Day 15: Added 4x ammano shrimp when diatom algae began to appear. These things are like locusts and tank was algae free within 24 hours. HC was looking a little yellow in the corners so added a second 3x8w light unit. Swapped the hang on filter for a tetratec 400 canister … flow much improved.



 

Day 30 : Have swapped the basic co2 set for a soda stream bottle with dual stage regulator - bazooka type diffuser looks really effective and only need 0.5 bps to maintain required Co2 levels. HC picking up really well with better CO2 and more light.



 


 

Day 70 : everything coming along ….I like the way the Hydrocotyle is starting to intertwine with the Riccia



 


 


 

Day 110 : Added some Red Crystal shrimp since last photo. Despite some heavy trimming the riccia and hydroctyle mix is taking over the tank ……maybe better suited for a larger tank I think.



 


 


 

Day 140: Despite a major pruning of all the plants around 3 weeks ago the tank is full again………..time to order a new tank.

To sum up, i'm pretty happy how things have turned out so far. Next project is a 90cm tank hopefully starting sometime in the summer.


----------



## Dominic (31 May 2014)

Thats a brilliant first attempt mate, you also seem to have a knack for hardscaping and a real attention to detail. Nice one pal


----------



## allan angus (31 May 2014)

great


----------



## X3NiTH (31 May 2014)

I love how the canyon turned out on Day 70!


----------



## Martin in Holland (1 Jun 2014)

Brilliant scape...indeed major pruning is required


----------



## Martin in Holland (1 Jun 2014)

The smaller the tank, the more often you need to prune


----------



## Simon Day (1 Jun 2014)

Thanks for the positive comments on this guys ….always good to know people think you are heading in the right direction with something new.

I would agree that it looked its best around Day 70, with hardscape / plant mix OK. Its all gone a bit mad since then with the top half of the planting taking over the tank. If I get chance today I will get out the 'big scissors' and have a go at some major surgery. Picture to follow if it doesn't look too much of a mess after this! All the more reason to have a second tank……somewhere to plant the cuttings from the first tank!


----------



## allan angus (1 Jun 2014)

yep i throw loads away to little to trade but hart breaking to ditch lol


----------



## Martin in Holland (1 Jun 2014)

Simon Day said:


> All the more reason to have a second tank……somewhere to plant the cuttings from the first tank!
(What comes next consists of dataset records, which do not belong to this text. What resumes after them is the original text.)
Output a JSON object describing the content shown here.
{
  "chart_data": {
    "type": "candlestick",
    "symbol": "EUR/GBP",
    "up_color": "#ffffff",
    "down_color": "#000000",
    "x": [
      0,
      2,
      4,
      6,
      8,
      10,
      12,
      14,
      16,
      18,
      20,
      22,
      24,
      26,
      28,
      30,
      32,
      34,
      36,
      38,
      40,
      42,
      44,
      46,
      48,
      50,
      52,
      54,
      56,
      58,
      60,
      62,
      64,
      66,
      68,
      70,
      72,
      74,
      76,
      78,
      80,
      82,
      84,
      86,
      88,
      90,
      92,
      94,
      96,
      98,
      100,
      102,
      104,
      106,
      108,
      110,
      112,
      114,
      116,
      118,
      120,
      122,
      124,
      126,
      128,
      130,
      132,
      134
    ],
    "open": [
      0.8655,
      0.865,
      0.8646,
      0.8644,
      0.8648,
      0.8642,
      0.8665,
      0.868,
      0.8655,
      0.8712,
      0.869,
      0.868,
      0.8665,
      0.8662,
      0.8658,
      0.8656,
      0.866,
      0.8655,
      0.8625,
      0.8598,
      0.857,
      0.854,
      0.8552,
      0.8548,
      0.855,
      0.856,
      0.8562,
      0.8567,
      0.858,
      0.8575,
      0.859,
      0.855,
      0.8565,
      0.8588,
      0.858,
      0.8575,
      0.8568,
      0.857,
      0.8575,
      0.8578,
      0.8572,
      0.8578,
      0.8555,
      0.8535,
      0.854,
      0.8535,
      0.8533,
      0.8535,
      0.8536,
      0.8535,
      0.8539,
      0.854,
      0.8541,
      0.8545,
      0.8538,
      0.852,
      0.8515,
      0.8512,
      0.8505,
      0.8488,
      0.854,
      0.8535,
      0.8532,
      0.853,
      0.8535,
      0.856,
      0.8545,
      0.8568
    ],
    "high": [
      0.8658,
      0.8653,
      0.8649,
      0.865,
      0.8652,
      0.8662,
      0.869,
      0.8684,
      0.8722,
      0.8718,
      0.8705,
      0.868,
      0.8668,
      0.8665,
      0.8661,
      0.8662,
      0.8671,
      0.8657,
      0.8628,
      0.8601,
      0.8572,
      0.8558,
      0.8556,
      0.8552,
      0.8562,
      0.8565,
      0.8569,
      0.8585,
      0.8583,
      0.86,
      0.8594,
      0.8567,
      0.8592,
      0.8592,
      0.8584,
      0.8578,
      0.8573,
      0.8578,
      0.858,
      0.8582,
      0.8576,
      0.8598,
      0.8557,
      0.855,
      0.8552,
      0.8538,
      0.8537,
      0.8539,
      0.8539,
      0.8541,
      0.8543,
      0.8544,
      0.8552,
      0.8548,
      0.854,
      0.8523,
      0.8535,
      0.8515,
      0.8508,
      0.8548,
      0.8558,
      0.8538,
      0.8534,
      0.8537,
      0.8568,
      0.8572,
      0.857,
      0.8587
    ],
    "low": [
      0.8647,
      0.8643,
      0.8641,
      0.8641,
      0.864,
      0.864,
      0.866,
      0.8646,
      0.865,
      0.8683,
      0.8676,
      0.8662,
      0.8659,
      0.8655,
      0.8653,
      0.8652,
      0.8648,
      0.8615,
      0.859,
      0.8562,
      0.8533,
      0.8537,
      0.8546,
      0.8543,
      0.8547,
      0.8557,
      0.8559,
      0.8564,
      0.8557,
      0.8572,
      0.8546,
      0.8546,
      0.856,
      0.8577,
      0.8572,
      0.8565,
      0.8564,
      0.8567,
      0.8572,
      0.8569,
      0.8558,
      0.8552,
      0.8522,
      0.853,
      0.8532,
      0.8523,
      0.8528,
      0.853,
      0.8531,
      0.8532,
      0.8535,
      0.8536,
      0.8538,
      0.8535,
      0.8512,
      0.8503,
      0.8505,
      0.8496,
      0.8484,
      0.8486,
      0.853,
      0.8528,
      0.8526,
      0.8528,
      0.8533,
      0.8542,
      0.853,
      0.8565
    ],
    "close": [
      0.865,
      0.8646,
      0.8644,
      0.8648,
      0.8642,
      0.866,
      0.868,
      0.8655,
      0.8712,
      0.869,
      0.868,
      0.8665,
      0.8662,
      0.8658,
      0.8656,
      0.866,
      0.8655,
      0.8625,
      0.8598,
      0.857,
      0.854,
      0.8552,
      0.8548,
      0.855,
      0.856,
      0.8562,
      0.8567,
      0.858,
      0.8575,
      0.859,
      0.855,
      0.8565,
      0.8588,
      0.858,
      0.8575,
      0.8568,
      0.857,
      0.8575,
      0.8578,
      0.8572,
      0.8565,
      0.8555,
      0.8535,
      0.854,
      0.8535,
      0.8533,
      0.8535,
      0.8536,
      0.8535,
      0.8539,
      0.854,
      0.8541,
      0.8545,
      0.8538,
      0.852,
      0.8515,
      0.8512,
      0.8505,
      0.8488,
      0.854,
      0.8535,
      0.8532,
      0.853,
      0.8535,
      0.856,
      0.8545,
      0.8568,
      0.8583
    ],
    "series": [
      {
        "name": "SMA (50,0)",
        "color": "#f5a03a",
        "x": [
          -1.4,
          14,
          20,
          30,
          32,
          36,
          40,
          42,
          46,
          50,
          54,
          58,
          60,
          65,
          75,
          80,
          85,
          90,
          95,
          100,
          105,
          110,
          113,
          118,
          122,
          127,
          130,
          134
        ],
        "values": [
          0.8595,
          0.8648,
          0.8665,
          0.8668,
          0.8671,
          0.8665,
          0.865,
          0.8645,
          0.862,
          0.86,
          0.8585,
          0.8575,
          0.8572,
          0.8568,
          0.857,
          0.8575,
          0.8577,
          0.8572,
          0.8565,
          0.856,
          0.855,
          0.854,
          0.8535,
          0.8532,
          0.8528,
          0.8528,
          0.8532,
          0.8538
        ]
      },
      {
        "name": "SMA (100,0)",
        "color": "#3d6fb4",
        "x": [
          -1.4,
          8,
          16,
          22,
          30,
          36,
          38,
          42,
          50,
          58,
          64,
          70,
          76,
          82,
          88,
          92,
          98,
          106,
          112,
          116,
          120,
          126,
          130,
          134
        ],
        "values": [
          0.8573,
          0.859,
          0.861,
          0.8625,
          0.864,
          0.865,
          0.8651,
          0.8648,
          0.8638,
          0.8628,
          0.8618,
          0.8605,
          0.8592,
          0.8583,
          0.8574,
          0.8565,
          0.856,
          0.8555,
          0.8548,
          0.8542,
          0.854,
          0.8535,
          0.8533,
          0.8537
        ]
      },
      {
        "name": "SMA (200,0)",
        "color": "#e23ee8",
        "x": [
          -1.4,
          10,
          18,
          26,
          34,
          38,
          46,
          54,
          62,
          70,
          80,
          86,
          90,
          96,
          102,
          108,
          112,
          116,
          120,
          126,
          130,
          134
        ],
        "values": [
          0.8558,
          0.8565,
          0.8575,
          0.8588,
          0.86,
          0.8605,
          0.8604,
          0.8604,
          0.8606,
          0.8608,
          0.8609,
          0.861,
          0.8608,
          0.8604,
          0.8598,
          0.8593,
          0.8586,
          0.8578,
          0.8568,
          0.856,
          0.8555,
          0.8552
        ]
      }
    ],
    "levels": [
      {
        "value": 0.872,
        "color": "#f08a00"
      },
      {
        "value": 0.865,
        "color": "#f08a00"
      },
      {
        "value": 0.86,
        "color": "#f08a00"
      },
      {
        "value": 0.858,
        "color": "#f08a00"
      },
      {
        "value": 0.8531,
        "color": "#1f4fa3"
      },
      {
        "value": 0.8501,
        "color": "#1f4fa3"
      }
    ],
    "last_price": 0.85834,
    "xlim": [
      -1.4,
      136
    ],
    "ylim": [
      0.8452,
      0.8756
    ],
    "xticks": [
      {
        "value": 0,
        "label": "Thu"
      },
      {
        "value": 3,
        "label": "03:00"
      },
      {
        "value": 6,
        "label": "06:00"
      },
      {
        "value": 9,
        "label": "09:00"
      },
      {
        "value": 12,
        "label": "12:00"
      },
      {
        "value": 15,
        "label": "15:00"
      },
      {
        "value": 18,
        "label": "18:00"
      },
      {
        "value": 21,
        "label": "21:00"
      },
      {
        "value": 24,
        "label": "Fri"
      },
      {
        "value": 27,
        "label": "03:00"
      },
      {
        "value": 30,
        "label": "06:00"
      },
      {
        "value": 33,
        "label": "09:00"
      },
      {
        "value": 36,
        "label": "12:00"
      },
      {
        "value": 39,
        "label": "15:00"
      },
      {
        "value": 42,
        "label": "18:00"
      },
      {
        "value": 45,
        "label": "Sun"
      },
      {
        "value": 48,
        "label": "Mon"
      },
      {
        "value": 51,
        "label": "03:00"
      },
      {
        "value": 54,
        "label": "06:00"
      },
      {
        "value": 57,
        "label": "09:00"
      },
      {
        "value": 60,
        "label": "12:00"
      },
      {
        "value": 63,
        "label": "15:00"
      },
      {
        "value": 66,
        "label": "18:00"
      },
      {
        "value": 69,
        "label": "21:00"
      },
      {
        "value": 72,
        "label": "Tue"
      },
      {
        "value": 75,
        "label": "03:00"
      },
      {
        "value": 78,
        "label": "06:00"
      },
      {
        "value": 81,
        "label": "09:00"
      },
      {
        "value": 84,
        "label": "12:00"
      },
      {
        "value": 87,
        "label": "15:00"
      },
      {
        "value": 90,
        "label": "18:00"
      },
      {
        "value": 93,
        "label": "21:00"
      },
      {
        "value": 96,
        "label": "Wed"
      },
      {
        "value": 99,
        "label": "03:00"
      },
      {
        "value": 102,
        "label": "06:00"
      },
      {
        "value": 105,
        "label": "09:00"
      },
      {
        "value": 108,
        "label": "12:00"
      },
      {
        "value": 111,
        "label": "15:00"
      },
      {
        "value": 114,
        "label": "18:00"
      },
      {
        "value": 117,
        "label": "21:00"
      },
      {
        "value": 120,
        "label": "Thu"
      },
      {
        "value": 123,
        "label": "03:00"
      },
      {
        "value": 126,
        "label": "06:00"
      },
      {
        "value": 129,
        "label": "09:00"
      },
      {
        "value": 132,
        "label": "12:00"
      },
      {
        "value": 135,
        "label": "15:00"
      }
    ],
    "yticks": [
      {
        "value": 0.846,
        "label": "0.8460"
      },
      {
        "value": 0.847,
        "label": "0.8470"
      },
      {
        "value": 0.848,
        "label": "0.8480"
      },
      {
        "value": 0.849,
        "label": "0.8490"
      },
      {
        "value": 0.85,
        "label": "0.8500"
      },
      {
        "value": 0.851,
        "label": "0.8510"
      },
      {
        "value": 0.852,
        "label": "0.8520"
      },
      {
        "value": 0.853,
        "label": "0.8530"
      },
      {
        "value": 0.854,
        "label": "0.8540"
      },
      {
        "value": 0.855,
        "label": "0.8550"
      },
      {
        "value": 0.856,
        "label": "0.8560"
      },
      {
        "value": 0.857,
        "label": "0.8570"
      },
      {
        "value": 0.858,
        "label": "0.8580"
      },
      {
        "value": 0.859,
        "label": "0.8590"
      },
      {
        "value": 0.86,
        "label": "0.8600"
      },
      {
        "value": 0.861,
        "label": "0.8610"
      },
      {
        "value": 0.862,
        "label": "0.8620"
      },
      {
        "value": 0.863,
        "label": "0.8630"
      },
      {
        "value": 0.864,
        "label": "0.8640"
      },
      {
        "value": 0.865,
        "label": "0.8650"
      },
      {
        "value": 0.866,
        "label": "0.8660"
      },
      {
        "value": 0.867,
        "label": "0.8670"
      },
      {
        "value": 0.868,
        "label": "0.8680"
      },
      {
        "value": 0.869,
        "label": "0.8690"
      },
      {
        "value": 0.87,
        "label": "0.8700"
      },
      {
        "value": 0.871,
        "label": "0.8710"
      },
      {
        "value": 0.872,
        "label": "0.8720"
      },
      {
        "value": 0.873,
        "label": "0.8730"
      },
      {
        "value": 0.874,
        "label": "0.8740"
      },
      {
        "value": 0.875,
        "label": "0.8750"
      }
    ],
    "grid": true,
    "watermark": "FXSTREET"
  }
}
That's why I have an emerse grow box....also gives me a chance o see how plants look like when they are topside.


----------



## Simon Day (1 Jun 2014)

Did get chance to hack back the undergrowth today…….

Went from this



 


 

Down to this ……….



 

Scape now looking more like what I had intended it to look like (the canyon is back!) …… I think I still need to do some more cutting back in top right corner. I am a bit sad ref hacking back the hydrocotyle trip as I really like the clover like look of the leaves. However it probably suits a larger tank than this one and was in danger of turning it into a solid green box!


----------



## allan angus (1 Jun 2014)

nice


----------



## Simon Day (7 Jul 2014)

A month on from a major pruning and everything growing back fast….. tank is still shrimp only but they seem very camera shy!


----------



## dw1305 (8 Jul 2014)

Hi all, 
Lovely tank.



 

I don't usually comment on hardscape or aquascaping, but I like the way your rock strata are aligned. It is probably only me, but I find it really jarring when the rock bedding is all at different angles.

cheers Darrel


----------



## Martin in Holland (9 Jul 2014)

dw1305 said:


> It is probably only me, but I find it really jarring when the rock bedding is all at different angles.


Nope...it's not just you


----------



## Simon Day (9 Jul 2014)

Thanks for the positive comments…..it was supposed to be loosely based on a few gorges I have hiked around in the Yorkshire Dales and Snowdonia. 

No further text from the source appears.